Arguably the display is the most HAL/PAC reliant part of this crate, things using RTC directly can use the 'system timer' instead, but having a custom timer for the display should work.

Most of the peripherals have just changed types.

Next I plan to modify the RTIC example, and also add an async variant of the display driver, reusing some ideas from microbit-bsp combined with the nonblocking driver that is there.

lulf commented 9 months ago

@mattheww since you voiced some concerns about changes to use embassy-nrf, this may be of interest ^^

mattheww commented 9 months ago

Is this based on a branch of embassy? The nonblocking display uses ticker.next_blocking(), but I don't see that in embassy main.

It looks like Board is willing to make RTC1 available to its owner, but embassy-nrf is programming it for its own purposes.

Does embassy have any equivalent of the GPIO typestate stuff that used to guarantee (for example) that if you had a DisplayPins instance then the pins were already configured as push-pull? If not, then maybe DisplayPins or Board should take over responsibility for ensuring that.

lulf commented 9 months ago

Is this based on a branch of embassy? The nonblocking display uses ticker.next_blocking(), but I don't see that in embassy main.

The original code used Instant to implement the ticker behavior, but I figured it makes more sense to put this blocking functionality into the ticker itself, I will PR it to embassy soon. Another reason I was using a branch is that there are some unreleased api changes that I wanted this work to build upon.

It looks like Board is willing to make RTC1 available to its owner, but embassy-nrf is programming it for its own purposes.

Good catch, this should probably be removed.

Does embassy have any equivalent of the GPIO typestate stuff that used to guarantee (for example) that if you had a DisplayPins instance then the pins were already configured as push-pull?
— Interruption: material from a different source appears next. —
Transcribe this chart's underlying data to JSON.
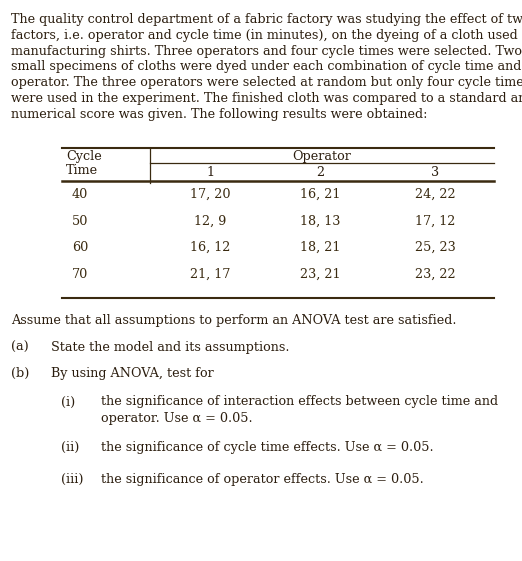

If not, then maybe DisplayPins or Board should take over responsibility for ensuring that.

Currently DisplayPins does this configuration in degrade(), but it can be done earlier too.

mattheww commented 9 months ago

Is ticker.next_blocking() putting the CPU to sleep or busy-waiting?
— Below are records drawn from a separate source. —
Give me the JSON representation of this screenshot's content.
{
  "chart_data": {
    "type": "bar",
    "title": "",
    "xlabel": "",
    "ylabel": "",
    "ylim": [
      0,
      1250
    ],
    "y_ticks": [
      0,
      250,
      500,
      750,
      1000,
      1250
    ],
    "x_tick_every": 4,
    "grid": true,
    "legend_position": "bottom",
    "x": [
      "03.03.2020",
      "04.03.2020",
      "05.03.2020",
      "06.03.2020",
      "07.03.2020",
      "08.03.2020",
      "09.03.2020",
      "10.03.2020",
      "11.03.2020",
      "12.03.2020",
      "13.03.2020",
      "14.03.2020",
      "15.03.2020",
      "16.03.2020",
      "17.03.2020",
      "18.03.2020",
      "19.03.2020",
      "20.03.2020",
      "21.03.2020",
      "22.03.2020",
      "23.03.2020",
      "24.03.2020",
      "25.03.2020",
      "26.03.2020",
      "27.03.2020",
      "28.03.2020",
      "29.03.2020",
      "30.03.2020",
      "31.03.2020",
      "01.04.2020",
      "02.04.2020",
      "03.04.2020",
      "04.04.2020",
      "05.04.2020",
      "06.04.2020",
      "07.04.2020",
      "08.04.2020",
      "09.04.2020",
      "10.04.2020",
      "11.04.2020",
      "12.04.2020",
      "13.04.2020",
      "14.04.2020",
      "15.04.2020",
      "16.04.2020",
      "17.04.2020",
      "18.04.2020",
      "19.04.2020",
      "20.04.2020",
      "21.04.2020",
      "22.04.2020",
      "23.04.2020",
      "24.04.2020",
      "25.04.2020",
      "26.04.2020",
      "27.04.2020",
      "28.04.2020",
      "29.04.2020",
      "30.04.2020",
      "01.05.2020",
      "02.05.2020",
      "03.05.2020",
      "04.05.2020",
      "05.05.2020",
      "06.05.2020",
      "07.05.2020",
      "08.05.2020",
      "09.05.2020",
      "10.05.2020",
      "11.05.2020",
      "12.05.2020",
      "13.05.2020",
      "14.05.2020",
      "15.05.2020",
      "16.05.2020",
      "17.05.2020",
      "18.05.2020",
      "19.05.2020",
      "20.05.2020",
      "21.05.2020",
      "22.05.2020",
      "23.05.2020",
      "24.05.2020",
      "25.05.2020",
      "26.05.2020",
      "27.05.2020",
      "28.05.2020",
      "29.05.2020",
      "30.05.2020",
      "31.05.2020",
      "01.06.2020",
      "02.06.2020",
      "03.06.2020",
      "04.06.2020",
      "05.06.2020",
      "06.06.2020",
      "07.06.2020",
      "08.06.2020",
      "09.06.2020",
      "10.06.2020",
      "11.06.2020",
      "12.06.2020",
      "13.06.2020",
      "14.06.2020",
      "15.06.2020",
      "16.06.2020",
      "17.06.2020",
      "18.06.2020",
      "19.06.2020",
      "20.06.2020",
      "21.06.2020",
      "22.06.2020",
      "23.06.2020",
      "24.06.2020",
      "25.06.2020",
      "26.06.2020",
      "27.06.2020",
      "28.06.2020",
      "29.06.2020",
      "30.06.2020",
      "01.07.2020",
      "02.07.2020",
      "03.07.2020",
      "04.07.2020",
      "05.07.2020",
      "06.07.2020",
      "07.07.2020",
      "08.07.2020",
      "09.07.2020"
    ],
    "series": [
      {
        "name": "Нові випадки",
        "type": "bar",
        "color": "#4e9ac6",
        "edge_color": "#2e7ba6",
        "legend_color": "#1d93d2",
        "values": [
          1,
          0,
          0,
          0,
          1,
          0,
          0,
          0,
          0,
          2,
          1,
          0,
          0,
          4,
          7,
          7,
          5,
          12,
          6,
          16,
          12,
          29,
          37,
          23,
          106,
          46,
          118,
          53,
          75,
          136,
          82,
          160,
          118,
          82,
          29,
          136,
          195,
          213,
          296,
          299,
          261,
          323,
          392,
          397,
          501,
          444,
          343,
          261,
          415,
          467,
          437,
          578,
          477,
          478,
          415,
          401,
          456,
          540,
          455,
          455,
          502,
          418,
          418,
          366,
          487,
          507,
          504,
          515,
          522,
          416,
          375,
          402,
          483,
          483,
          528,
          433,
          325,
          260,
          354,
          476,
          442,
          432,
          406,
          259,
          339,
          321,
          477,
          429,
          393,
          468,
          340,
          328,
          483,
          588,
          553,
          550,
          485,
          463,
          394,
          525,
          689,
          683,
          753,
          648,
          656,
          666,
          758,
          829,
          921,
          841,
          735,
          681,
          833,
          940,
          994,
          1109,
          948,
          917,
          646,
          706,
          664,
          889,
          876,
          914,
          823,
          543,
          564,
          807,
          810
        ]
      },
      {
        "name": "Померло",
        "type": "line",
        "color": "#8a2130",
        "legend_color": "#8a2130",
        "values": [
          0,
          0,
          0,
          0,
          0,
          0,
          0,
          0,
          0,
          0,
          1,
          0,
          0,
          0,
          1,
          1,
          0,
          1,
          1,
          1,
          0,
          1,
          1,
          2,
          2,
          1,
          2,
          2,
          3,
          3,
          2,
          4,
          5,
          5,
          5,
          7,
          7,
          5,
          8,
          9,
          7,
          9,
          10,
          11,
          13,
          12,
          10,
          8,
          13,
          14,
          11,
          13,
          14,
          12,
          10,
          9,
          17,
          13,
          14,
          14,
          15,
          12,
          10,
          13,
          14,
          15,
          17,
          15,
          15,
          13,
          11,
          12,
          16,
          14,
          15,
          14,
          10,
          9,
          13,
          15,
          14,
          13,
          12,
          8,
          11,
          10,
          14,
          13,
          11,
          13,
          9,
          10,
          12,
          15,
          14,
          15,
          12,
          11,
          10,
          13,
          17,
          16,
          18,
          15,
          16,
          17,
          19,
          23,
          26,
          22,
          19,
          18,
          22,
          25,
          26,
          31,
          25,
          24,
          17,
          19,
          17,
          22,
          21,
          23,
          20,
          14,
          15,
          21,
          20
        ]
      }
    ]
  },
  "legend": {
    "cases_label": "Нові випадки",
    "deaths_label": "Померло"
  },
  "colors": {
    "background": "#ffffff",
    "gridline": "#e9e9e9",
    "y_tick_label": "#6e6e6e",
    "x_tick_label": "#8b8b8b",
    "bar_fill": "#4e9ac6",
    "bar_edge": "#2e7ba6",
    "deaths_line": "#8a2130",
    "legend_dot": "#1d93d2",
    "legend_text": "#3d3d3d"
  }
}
lulf commented 9 months ago

Is ticker.next_blocking() putting the CPU to sleep or busy-waiting?

The next_blocking() essentially polls the RTC1 used for time-keeping in the HAL in a busy loop. Each poll in the loop ends up here checking the 'current time': https://github.com/embassy-rs/embassy/blob/main/embassy-nrf/src/time_driver.rs#L214-L219

lulf commented 2 months ago

Closing this as I think there are maintainers again for the microbit crate, and I will keep async stuff in the microbit-bsp for now.